Cons of Zero-Knowledge Proof
Lengthy: In the ZKP method there are around 2,000 computations with each requiring a certain amount of time to them
Imperfect and still developing: The message delivered for verification/proof might be destroyed or modified
Limited: ZKP protocol demands the secret to be a numerical value in other cases translation is required.
Messaging: In messaging, end-to-end encryption is imperative so that no one can read your private message besides the one you are communicating with. To ensure security, messaging platforms ask users to verify their identity to the server and vice-versa. But, with the advent of ZKP, they will be able to build end-to-end trust in the messaging world without leaking any extra information. This is one of the prime applications of zero-knowledge proof in the blockchain world.
Identity Verification: Zero-knowledge proof can also facilitate transmitting sensitive information like authentication information with better security. It can build a secure channel for the users to employ their information without revealing it. And this way, avoid data leakage in the worst scenarios.

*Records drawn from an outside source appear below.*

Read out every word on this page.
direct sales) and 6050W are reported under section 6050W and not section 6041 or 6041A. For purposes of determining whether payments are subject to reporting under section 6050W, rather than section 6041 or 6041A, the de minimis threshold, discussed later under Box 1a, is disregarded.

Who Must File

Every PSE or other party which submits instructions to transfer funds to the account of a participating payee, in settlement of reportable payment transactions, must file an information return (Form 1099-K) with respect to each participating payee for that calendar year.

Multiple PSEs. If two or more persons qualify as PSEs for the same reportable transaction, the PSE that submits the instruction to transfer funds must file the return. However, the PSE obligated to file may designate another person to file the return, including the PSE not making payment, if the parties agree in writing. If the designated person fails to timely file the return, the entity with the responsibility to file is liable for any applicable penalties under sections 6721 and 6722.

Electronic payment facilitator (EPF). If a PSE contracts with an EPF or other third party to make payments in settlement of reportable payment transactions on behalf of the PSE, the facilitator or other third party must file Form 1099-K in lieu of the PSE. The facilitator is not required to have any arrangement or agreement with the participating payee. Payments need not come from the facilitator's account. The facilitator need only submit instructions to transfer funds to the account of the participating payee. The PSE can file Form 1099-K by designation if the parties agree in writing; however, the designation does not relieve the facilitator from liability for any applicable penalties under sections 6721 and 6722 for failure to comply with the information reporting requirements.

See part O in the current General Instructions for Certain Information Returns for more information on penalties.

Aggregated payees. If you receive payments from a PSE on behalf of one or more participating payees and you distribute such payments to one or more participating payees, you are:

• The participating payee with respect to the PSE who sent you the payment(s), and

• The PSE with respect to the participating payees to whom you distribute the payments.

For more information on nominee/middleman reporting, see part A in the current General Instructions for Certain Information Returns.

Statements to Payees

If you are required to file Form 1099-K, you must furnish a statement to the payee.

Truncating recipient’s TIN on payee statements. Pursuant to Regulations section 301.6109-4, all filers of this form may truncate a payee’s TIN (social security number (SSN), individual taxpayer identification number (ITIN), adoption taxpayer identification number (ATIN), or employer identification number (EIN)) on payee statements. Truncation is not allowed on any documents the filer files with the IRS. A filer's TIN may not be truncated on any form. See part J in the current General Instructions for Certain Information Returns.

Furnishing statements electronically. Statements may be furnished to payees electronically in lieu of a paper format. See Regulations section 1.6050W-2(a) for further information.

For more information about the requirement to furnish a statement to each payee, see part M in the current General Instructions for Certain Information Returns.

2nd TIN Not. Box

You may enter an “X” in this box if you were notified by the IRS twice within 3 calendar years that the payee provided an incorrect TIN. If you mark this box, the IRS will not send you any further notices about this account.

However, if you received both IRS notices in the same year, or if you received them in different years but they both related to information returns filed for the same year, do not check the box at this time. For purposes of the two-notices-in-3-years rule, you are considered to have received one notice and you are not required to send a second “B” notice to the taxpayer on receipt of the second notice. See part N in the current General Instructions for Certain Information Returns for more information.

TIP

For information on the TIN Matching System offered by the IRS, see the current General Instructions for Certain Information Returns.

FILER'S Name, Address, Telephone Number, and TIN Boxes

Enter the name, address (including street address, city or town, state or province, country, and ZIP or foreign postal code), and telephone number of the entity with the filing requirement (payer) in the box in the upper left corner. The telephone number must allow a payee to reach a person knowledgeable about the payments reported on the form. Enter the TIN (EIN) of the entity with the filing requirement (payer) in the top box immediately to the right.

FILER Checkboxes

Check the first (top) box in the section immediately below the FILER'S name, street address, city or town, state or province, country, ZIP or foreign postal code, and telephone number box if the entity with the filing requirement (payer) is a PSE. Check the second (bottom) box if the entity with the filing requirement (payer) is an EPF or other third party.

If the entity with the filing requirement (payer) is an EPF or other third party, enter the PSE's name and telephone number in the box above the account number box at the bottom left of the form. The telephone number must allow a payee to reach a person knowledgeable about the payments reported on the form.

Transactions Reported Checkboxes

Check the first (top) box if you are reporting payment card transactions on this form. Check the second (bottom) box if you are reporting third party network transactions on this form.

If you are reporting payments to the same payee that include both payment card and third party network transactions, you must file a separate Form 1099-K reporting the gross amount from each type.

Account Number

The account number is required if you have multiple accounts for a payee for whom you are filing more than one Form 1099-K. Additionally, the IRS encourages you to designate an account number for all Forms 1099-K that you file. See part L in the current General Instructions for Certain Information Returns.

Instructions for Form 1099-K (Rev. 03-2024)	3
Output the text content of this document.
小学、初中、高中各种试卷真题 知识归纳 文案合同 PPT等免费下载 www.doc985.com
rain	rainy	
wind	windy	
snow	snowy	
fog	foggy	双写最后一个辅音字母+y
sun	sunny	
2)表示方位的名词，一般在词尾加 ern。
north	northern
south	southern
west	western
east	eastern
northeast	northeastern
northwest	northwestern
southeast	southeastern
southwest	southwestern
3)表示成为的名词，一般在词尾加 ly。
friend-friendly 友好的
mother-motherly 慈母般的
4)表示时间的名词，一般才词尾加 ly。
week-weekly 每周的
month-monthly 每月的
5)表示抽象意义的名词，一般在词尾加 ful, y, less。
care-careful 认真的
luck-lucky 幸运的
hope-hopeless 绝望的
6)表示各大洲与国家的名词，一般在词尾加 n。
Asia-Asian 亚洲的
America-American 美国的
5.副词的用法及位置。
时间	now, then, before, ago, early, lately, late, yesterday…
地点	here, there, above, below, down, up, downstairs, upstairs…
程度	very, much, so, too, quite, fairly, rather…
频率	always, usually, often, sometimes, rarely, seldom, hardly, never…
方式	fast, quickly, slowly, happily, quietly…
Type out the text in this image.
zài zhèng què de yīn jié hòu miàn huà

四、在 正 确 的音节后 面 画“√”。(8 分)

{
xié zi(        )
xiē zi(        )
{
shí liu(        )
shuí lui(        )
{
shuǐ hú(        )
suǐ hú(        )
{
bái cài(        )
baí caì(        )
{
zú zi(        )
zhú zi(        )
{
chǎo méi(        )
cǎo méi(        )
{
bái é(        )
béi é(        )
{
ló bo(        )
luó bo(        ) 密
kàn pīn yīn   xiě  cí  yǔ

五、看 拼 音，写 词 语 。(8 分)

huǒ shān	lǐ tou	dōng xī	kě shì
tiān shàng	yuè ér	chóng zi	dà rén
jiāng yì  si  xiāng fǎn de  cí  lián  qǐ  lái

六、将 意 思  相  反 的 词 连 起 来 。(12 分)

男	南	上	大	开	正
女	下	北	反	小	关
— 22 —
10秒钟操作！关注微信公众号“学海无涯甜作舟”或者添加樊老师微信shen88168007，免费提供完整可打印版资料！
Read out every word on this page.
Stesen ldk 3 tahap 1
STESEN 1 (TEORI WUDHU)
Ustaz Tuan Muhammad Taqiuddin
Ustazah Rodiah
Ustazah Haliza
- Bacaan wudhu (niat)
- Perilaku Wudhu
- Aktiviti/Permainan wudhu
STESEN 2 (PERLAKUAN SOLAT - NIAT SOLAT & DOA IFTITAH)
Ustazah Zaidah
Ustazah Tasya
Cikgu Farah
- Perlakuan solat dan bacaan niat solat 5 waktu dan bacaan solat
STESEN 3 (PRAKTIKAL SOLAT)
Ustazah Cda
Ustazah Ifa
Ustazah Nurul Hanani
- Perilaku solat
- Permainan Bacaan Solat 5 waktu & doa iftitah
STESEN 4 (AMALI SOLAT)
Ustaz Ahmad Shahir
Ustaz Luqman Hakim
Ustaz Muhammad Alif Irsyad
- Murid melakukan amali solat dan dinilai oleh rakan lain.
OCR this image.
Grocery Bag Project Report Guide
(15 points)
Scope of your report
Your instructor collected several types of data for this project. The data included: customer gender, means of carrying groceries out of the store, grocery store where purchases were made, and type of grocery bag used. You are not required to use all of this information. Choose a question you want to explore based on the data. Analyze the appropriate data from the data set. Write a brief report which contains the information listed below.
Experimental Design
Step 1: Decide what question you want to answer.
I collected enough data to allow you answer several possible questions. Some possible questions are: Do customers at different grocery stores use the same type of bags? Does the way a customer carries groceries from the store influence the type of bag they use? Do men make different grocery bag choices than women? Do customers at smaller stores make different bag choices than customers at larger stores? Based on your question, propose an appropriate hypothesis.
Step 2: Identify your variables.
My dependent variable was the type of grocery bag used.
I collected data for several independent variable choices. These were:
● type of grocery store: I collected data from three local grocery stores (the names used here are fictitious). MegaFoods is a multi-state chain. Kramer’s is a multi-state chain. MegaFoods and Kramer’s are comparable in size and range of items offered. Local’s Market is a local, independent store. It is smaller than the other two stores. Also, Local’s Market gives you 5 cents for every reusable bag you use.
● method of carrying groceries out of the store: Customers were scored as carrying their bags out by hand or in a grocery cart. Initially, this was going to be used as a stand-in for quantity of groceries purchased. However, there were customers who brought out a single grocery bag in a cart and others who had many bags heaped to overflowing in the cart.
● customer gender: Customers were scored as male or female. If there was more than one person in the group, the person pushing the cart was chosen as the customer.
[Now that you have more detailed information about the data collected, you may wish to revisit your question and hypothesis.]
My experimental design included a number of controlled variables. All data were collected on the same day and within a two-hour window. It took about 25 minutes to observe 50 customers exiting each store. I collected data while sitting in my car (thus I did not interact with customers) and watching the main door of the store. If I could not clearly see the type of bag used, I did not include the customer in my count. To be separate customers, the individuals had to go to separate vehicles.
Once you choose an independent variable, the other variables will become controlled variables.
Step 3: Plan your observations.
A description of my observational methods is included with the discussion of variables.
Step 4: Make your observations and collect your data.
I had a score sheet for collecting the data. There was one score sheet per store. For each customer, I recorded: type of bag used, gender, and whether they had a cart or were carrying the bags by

Challenges you’ll face while implementing ZKP in your projects
1. Absence of Standards
Since blockchain technology itself is at its early adoption stage, there are no standards, systems, and homogeneous languages that enable app developers and business prospects to interact with the concept of ZKP and harness its potential in an efficient way.
Another challenge that restricts the adoption of zero-knowledge proof in the blockchain environment is scalability, provided such algorithms require high computing capacity to operate on a high level.